Para empezar, en la solapa se nos avisa de que Gatta es autor de más de quinientas publicaciones: mal asunto. Igual que Melero dice después que es mejor una biblioteca de cincuenta buenos libros bien leídos que una de cincuenta mil amontonados de cualquier manera y desatendidos, ser el autor de quinientas obras no significa nada bueno (si es que no demuestra algo necesariamente malo): mejor cinco textos buenos que quinientos volúmenes que den igual, o escritos apresuradamente, o escritos sin tener nada poderoso que decir, como es el caso, apenas una correcta colección de citas decorada con algunas ocurrencias fácilmente discutibles (mucho más inspirada estaba, el año pasado, su Breve historia del marcapáginas, también declaradamente superficial pero suficiente, bien razonada). Publicar crea adicción, pero sólo si te dejas llevar, si te despistas o degradas demasiado: en España tenemos casos.
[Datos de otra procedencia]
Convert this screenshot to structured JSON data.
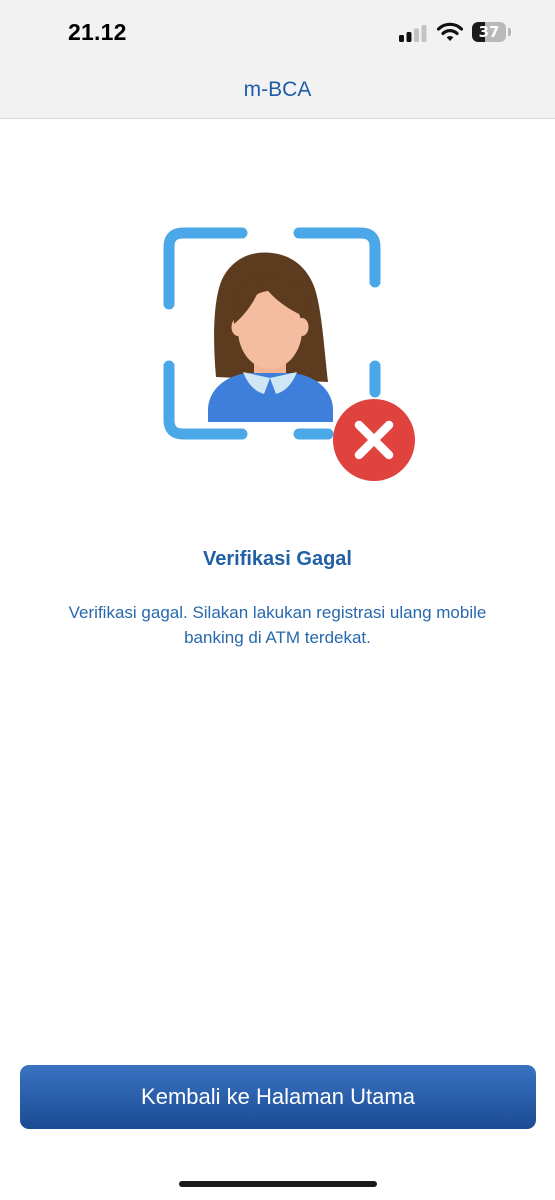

Pero lo más irritante (e insisto: Gatta es consciente de ello, juega a eso) es la tesis central, que es una defensa cerrada del desorden en las bibliotecas privadas o domésticas. No es extraño: sólo con que Gatta posea un ejemplar de todas sus publicaciones ya tendrá un amontonamiento fenomenal, pero él llega mucho más lejos y acaba por concluir que, dado que la vida es desordenada e imprevisible, un caos asombroso y sugerente en el que va todo mezclado, entonces es coherente y adecuado que las bibliotecas, como reflejo de esa vida desatada, también sean silvestres y salvajes, ingobernables y feraces… No sé. Aparte de la desconfianza que me pueda ir produciendo la identificación automática de libertad con desorden, no veo tan claro que esté demostrado que la vida no puede ser ordenada, bien en un sentido enfermizo, cuadriculado, invariable y, por tanto, casi indeseable (lean Los últimos días de Thomas Mann, de Thomas de Quincey, en Firmamento), bien de un modo sereno y fecundo (lean Una vida tranquila, de Coradino Vega, en Galaxia Gutenberg). Pero, en todo caso, si uno anhela una vida ordenada, ¿por qué no empezar por la biblioteca? Si quieres orden en tus días, pon orden en tus libros; si quieres una vida limpia, quítales el polvo con cierta frecuencia; y, lo más importante, si quieres una vida culta, curiosa, laboriosa, fértil… léelos. Uno es más dueño de su existencia de lo que podría parecer.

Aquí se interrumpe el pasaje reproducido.